Huntington’s disease is an inherited, genetic condition that causes an overabundance of repeating RNA sequences in the huntingtin gene. Over time, this mutation causes degradation of the patient’s nervous system, leading to uncontrollable movements, emotional imbalances, and reduced cognition. The disease is usually fatal within twenty years of diagnosis and there are currently no treatment options available. One feature of HD that has vexed researchers is that patients with the Huntington’s gene demonstrate a much lower rate of cancer in comparison to the general population, with an average of 80% fewer cases.
To investigate this phenomenon, a team of researchers at Northwestern began to investigate the link between the two diseases. Through their research, they identified a small interfering RNA (siRNA) produced by a mutated huntingtin gene that causes brain cell death in Huntington’s. Further research into the molecule revealed that it is also a highly effective tool for eradicating cancer cells.
“This molecule is a super-assassin against all tumour cells,” said Marcus Peter, PhD, Professor of Cancer Metabolism at Northwestern and senior researcher for the study. “We’ve never seen anything this powerful.”
The siRNA’s effectiveness against cancer cells makes it a very interesting prospect for cancer treatment. To investigate the molecule’s potential, the Northwestern team encapsulated it in nanoparticles and delivered it to mice with human ovarian cancer. They found that the siRNA significantly reduced tumour growth and, importantly, the team did not identify any toxicity to healthy cells or development of drug resistance within the cancer cells.
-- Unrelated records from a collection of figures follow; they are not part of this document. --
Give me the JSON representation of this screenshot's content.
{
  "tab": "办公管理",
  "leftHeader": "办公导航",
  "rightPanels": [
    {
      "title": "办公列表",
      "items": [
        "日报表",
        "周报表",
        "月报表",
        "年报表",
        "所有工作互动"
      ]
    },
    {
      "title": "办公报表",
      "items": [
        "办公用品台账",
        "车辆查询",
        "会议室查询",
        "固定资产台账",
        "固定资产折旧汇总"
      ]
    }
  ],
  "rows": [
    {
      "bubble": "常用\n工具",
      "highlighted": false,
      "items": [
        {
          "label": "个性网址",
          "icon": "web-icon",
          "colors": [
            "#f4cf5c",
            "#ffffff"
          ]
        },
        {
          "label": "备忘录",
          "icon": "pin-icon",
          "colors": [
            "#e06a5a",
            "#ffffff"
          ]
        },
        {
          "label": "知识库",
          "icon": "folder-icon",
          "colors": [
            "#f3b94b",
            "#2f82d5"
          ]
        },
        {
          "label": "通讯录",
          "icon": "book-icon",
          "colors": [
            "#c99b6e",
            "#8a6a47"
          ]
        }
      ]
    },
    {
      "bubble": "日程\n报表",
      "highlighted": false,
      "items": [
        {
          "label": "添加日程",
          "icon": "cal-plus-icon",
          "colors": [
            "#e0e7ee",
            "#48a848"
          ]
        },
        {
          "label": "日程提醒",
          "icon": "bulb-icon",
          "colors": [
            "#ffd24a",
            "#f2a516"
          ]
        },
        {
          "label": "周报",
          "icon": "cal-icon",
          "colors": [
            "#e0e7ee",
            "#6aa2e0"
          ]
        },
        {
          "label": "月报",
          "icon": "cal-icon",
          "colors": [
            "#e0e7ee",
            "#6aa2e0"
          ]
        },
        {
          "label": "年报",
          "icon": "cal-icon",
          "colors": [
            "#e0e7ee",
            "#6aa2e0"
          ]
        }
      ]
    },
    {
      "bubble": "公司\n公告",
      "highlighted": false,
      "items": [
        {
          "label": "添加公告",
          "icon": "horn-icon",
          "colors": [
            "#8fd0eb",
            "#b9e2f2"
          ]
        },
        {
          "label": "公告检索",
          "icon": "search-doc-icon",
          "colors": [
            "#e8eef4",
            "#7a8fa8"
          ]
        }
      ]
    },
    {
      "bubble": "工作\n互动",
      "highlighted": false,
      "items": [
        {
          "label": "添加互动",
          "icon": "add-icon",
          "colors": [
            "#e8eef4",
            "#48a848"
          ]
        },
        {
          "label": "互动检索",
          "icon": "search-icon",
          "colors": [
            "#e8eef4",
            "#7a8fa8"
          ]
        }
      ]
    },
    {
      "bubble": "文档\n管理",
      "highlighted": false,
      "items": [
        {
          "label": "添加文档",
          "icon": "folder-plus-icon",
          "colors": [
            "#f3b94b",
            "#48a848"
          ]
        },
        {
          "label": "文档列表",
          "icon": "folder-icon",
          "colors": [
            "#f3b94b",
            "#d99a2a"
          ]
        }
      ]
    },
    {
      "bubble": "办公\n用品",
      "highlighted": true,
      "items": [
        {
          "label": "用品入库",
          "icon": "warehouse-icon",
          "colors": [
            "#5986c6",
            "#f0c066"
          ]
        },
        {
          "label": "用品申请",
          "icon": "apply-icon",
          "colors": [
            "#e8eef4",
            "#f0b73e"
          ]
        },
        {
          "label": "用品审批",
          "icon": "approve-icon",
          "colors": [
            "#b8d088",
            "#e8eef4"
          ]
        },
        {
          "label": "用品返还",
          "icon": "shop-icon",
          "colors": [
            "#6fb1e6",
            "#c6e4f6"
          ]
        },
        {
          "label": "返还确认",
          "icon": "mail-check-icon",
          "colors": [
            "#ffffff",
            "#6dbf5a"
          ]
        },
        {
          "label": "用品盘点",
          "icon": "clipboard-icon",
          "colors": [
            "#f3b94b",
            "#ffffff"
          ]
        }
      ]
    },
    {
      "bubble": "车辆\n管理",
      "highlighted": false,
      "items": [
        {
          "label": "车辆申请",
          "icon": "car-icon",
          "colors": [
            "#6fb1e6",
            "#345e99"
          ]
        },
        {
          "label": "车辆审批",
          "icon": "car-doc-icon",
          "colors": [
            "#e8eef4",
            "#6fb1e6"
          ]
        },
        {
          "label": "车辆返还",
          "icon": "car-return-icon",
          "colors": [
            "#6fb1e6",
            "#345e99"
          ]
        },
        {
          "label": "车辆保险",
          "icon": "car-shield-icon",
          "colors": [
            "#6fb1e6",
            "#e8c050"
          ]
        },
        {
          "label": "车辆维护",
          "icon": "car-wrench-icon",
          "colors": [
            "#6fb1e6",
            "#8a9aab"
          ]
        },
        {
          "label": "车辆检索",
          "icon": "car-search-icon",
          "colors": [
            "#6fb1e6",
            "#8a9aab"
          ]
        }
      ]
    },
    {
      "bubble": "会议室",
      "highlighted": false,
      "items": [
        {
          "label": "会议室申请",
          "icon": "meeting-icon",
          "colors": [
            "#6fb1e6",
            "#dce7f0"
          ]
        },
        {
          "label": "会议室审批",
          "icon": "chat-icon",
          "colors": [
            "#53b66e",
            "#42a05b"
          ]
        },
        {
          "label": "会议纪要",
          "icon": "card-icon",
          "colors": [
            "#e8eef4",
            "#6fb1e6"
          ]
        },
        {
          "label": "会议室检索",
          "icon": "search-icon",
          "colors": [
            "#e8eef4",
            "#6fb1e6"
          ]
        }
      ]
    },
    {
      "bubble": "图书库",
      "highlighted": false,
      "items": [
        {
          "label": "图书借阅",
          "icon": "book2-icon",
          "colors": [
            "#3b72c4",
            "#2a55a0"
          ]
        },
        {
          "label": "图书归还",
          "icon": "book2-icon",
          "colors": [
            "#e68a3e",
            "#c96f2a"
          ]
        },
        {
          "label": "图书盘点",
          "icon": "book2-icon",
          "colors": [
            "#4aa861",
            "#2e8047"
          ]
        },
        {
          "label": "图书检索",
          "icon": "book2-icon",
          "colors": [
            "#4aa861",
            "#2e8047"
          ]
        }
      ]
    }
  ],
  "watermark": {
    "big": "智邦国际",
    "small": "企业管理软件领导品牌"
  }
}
With their early results promising, the team moved on to testing the siRNA against human and mouse forms of ovarian, breast, liver, brain, skin, prostate, lung, and colon cancers. In all cases, the siRNA was able to effectively kill the cancer cells.
“While the treatment with siCAG/CUG requires optimization, our data on the toxicity of CAG Trinucleotide Repeat-based siRNAs for cancer cells but not normal cells when administered in vivo and the reported decreased incidence rate for different types of cancer in patients with CAG expansions suggest that TNR-based siRNAs may be useful for cancer therapy,” the authors concluded.
The team now hope to test the siRNA on a range of cancers in clinical trials, with the intention of producing a short-term cancer therapy. They believe that if the treatment is limited to short doses, patients will not experience the neurological deterioration that is characteristic of Huntington’s.